ANNO 8 n° 53
Truffa milionaria ai danni di piccoli risparmiatori, Fazi ''Estraneo a tutto''
Il viterbese arrestato davanti al gip
24/01/2018 - 02:31

VITERBO – ''Sono totalmente estraneo ad ogni cosa. Mi limitavo a fare dei lavori su commissione''. Niente di più. Luca Fazi unico viterbese arrestato per il fallimento della Hi Real Spa si è presentato ieri mattina davanti al gip Rita Cialoni per l’interrogatorio di garanzia. Un interrogatorio per rogatoria, durante il quale ha chiarito la sua posizione. L’uomo, proprietario di una copisteria nel quartiere Paradiso, si è detto del tutto estraneo alla bufera giudiziaria che ha investito i vertici della società immobiliare milanese, l’Hi Real Spa, la prima del settore ad essere quotata in borsa e dichiarata fallita a maggio del 2016.

Fazi, assieme ad altri otto manager della società, è finito in manette a seguito di un’ordinanza firmata dal gip di Milano, Maria Carla Sacco: per la Procura lombarda, il management aziendale avrebbe messo in piedi un raggiro sofisticatissimo per truffare piccoli e medi risparmiatori. Tra i tanti, anche nella provincia di Viterbo.

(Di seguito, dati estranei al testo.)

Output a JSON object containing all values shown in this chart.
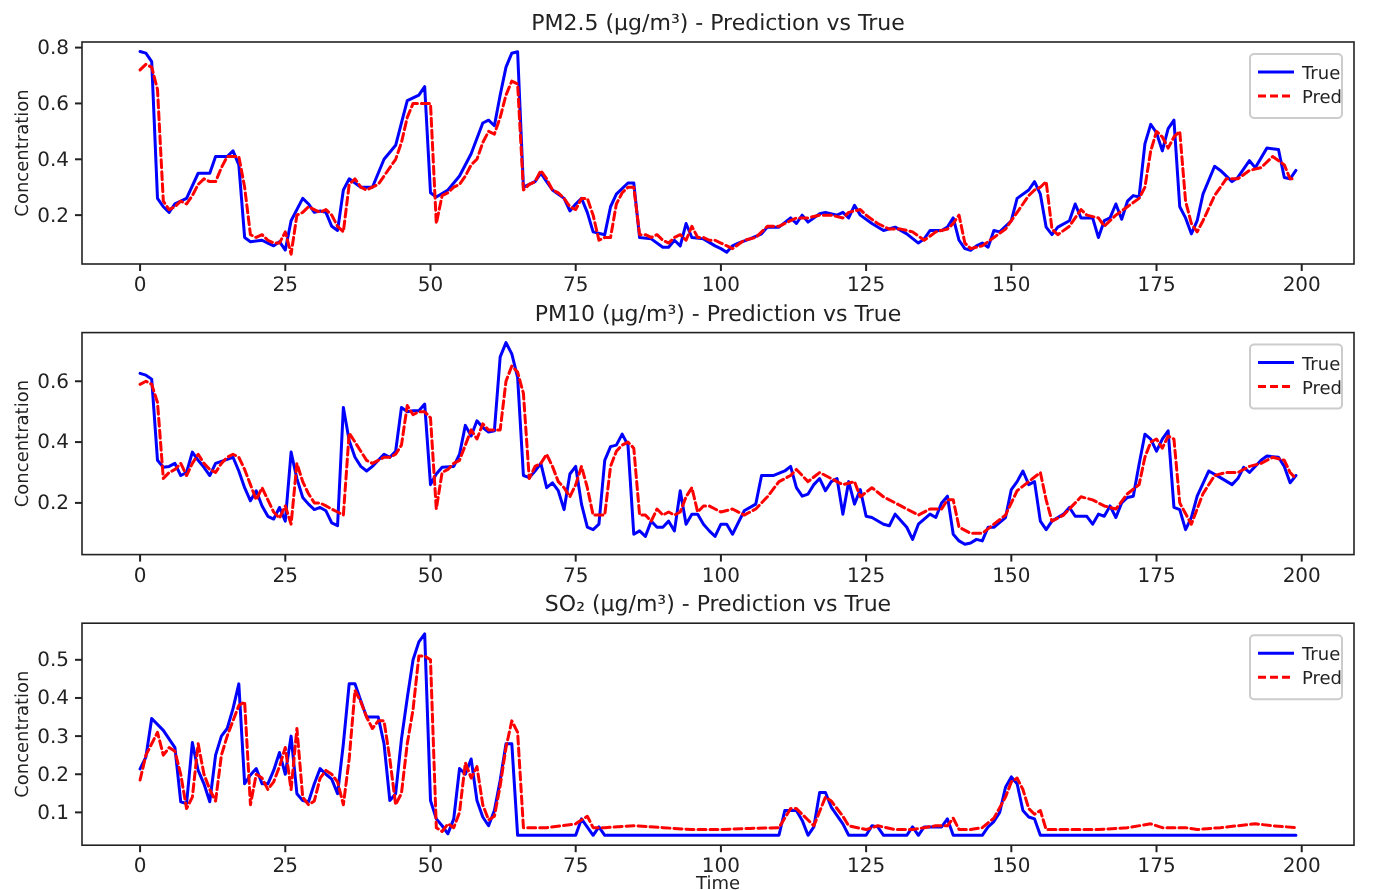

Avrebbe creato un finto aumento di capitale, pari a 7 milioni e 620 mila euro, per mascherare una situazione finanziaria al collasso. Ma anche per truffare investitori e istituti di credito che così, rassicurati dalla solidità dell’azienda, acquistavano e cedevano azioni riconducibili a fondi di investimenti in realtà privi di valore.

Ed è per questo che i nove arrestati sono finiti in manette con le accuse di associazione a delinquere finalizzata al riciclaggio di denaro, alla falsificazione di documenti, alla truffa, alla bancarotta fraudolenta e all'esercizio abusivo di attività finanziaria.

La Guardia di Finanza milanese ha proceduto nei giorni scorsi al sequestro di capitali per oltre 16 milioni di euro, l’equivalente di quanto secondo l’accusa ''la cricca avrebbe sottratto illecitamente e con l’inganno'' ad ignari risparmiatori, ''creando falsa documentazione economico-contabile e dissimulando lo stato di insolvenza''.

A finire in carcere il broker Marco Sturlese, Franco Maria Mattioli, Alberto Terzilli, mentre per Gianluca Palombo, Augusto Testa, Francesco Paganucci, Alessandro Colamonici, Claudio Nunzio Pezzella e il viterbese Luca Fazi sono stati disposti gli arresti domiciliari.

Ieri gli interrogatori, durante i quali l’imprenditore, assistito dal suo legale Marco Valerio Mazzatosta, si sarebbe detto estraneo alla vicenda.